Smash. Smash. Smash.
***
Double vision, so bad it made me nauseous.
“Take them off!” I demanded.
Dad leaned forward, removing the glasses from my face. My arms were still in the shackles, so I couldn’t do it for myself.
Hmm Dad is here. So is Mum.
OK, so it must be a family visitation day.
But Guy and Catrin are here as well. They are not family. And they live in Scotland. But Mum and Dad live in Merseyside.
Weird.
But first things first!
“I need new glasses! These ones hurt my eyes. This is supposed to be a hospital. Can’t somebody just go upstairs and get me some new ones?!”
Everyone looked away.
“Ok fine, let me try again.”
Nausea.
“Take them off!”
***
He’s one of the senior officers. I can tell, because the junior ones are arrayed in deference around him.

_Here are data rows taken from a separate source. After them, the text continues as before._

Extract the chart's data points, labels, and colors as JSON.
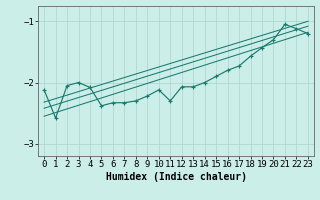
{
  "xlabel": "Humidex (Indice chaleur)",
  "bg_color": "#cceee8",
  "line_color": "#1a7a6e",
  "grid_color": "#aad4ce",
  "xlim": [
    -0.5,
    23.5
  ],
  "ylim": [
    -3.2,
    -0.75
  ],
  "yticks": [
    -3,
    -2,
    -1
  ],
  "xticks": [
    0,
    1,
    2,
    3,
    4,
    5,
    6,
    7,
    8,
    9,
    10,
    11,
    12,
    13,
    14,
    15,
    16,
    17,
    18,
    19,
    20,
    21,
    22,
    23
  ],
  "data_x": [
    0,
    1,
    2,
    3,
    4,
    5,
    6,
    7,
    8,
    9,
    10,
    11,
    12,
    13,
    14,
    15,
    16,
    17,
    18,
    19,
    20,
    21,
    22,
    23
  ],
  "data_y": [
    -2.12,
    -2.58,
    -2.05,
    -2.0,
    -2.08,
    -2.38,
    -2.33,
    -2.33,
    -2.3,
    -2.22,
    -2.12,
    -2.3,
    -2.07,
    -2.07,
    -2.0,
    -1.9,
    -1.8,
    -1.73,
    -1.57,
    -1.43,
    -1.3,
    -1.05,
    -1.12,
    -1.2
  ],
  "line1_x": [
    0,
    23
  ],
  "line1_y": [
    -2.55,
    -1.18
  ],
  "line2_x": [
    0,
    23
  ],
  "line2_y": [
    -2.42,
    -1.08
  ],
  "line3_x": [
    0,
    23
  ],
  "line3_y": [
    -2.32,
    -1.0
  ],
  "fontsize_xlabel": 7,
  "tick_fontsize": 6.5
}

“Just let me out of the cage!”
“Paul, you are not in a cage.”
Yeah, right. If I wasn’t in a cage, how come I hadn’t left this room for… weeks? Months?
I thrashed in frustration.
Smash. Smash. Smash.
“OK he still needs more time. And we need to sort that dosage out. At least we know his shoulders work.”
***
It was Kenny who helped me understand.
A big, burley Glaswegian, but with a kindness in his voice and hands. He was a trainee, he told me, but almost qualified.
A man like this wasn’t the army type. And no, he confirmed, he couldn’t speak Japanese.
“Can you?”
“Er, no”
“Singapore? Nae lad, yer in Glasgae!”
And I knew Kenny wouldn’t lie. I just knew.
“I’m never going to climb again, am I Kenny?”
Kenny didn’t answer.
***
“The accident was very serious. Multiple traumas, with the worst, I’m afraid, being the damage to your neck.”
I still thought of him as the senior officer. Something to do with his no-bullshit style. Not that I had ever been near the army myself. Too busy studying, collecting degrees. A tenured position. An expansive life. Of both body and mind, split between libraries and mountains.
I nodded slightly, to show I was listening.
“But that’s actually kind of the good news. For the last couple of weeks, we’ve been really worried about your head. The MRI said you’d be okay, but your behaviour has been… erratic.”
I nodded.
“Anyway, we can talk more about this in the coming days. But I always think a straight approach is best.”
He paused.
“The damage to your spinal cord is very serious. We cannot say for several months yet what the final outcome will be. But you need to start preparing yourself. Those casts will come off your wrists in a few weeks. But you are tetraplegic. There is a high likelihood that you will have lost functionality in your hands.”
I swallowed.
“Okay, but, will I be able to walk?”
He paused.
“At this stage, nobody can say for certain. But almost certainly not.”
I looked away, stared at the wall.
“All this time, I thought I was in a cage. But it turns out, the cage was in me.”
Is what I didn’t say.
I didn’t say anything.
I just stared at the wall.
--
This is a true story. No ghosts required.



Bloody hell Paul, that's a fantastic piece of writing
This lovely and terrible piece of writing makes me think of my first hit of teenage angst. The delivery mechanism was the Smashing Pumpkins song "Bullet with Butterfly Wings", as played on my brother's stereo, of which I was only able to discern the chorus: "Despite all my rage I'm still just a rat in a cage".
At the time, it was quite the revelation that you didn't have to be upset at any particular thing. You could actually be upset at *gestures broadly* all of it at once. Though maybe you would not describe your own situation that way.